The three-body and, more generally, the few-body problem sometimes has the bad reputation of being a jungle where non-experts are quickly discouraged, whereas specialists enjoy endless debates on technical improvements concerning scattering or bound-state equations, with much attention paid to the computational consequences and very little concern about the underlying physics. This is, of course, a wrong impression. To give just one example, many aspects of the nuclear forces have been discovered from the few-nucleon systems such as tritium or helium, and one of the most striking challenges in strong interaction physics remains the understanding of the three-nucleon binding energy and form factor [1].
In the present review, I shall try to convince the reader that the non-relativistic quantum three-body problem, as it appears in baryon spectroscopy, is reasonably easy to handle, involves amazing pieces of mathematics, and provides crucial tests of quark dynamics. In fact, the three-body problem which is needed for the non-relativistic models of baryons is relatively simple compared to most other three-body problems encountered in atomic or nuclear physics: in the He atom (αe−e−), or in the positronium ion (e+e−e−), asymmetry occurs already in the potential energy; in 3H or 3He nuclei, one should account, at the very beginning, for the complicated spin and isospin dependence of the internucleon potential.
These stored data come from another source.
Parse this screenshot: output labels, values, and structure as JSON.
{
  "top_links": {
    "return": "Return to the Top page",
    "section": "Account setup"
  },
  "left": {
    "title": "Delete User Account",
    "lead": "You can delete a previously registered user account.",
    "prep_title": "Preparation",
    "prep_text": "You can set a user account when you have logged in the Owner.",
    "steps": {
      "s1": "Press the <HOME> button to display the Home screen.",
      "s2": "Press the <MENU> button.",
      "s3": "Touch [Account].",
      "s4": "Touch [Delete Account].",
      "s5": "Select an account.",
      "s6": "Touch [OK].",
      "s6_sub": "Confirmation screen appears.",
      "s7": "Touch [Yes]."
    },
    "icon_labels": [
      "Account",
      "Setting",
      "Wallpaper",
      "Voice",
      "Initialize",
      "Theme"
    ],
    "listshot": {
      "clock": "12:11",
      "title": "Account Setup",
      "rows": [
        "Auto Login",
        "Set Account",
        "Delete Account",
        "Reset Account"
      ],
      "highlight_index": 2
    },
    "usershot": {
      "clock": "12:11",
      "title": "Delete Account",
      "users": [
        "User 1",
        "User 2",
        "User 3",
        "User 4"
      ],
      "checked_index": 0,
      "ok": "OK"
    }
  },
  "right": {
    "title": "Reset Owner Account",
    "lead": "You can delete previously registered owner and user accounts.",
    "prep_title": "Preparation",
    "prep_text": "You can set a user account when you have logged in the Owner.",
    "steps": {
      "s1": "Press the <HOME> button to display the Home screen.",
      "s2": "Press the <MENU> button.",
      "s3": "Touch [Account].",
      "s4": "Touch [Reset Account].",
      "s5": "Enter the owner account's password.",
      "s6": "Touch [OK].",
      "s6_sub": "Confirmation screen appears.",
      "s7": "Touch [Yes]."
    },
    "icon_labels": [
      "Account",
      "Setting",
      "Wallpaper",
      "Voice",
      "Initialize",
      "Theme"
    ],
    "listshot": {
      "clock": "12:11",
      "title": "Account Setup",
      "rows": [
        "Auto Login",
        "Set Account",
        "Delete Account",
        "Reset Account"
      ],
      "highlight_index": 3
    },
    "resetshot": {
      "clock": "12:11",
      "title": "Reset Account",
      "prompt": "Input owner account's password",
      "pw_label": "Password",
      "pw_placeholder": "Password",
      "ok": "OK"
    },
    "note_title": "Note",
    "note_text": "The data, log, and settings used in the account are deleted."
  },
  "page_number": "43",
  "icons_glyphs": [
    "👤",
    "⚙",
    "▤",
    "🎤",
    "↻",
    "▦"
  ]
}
Three quarks in a baryon have an antisymmetric colour wave function and thus behave as bosons bound by a symmetric potential which does not depend much on spin. Such a simple situation occurs only for molecular clusters like (4He)3 with, however, a more sharply varying potential [2].
The quark model is a mine of exercises for those who have the chance of teaching quantum mechanics, once they have exhausted the charm of the Stark effect and other examples borrowed from atomic physics. The baryon sector is particularly rich. For instance, it illustrates how antisymmetrization is important, in a situation intermediate between the trivial two-body case and the limit of a large number of constituents, where second quantization techniques are applied. It is also amazing to show that, if (qqq) is bound by a pairwise potential, V = ∑ v(rij), whose strength is half of that of the qq potential, i.e., v(r) = 1 2V qq (r), then the energies or masses of ground-state mesons and baryons fulfil the inequality 2(qqq) ≥ 3(qq ). This is a simple consequence of the variational principle, as shown in Chapter 9.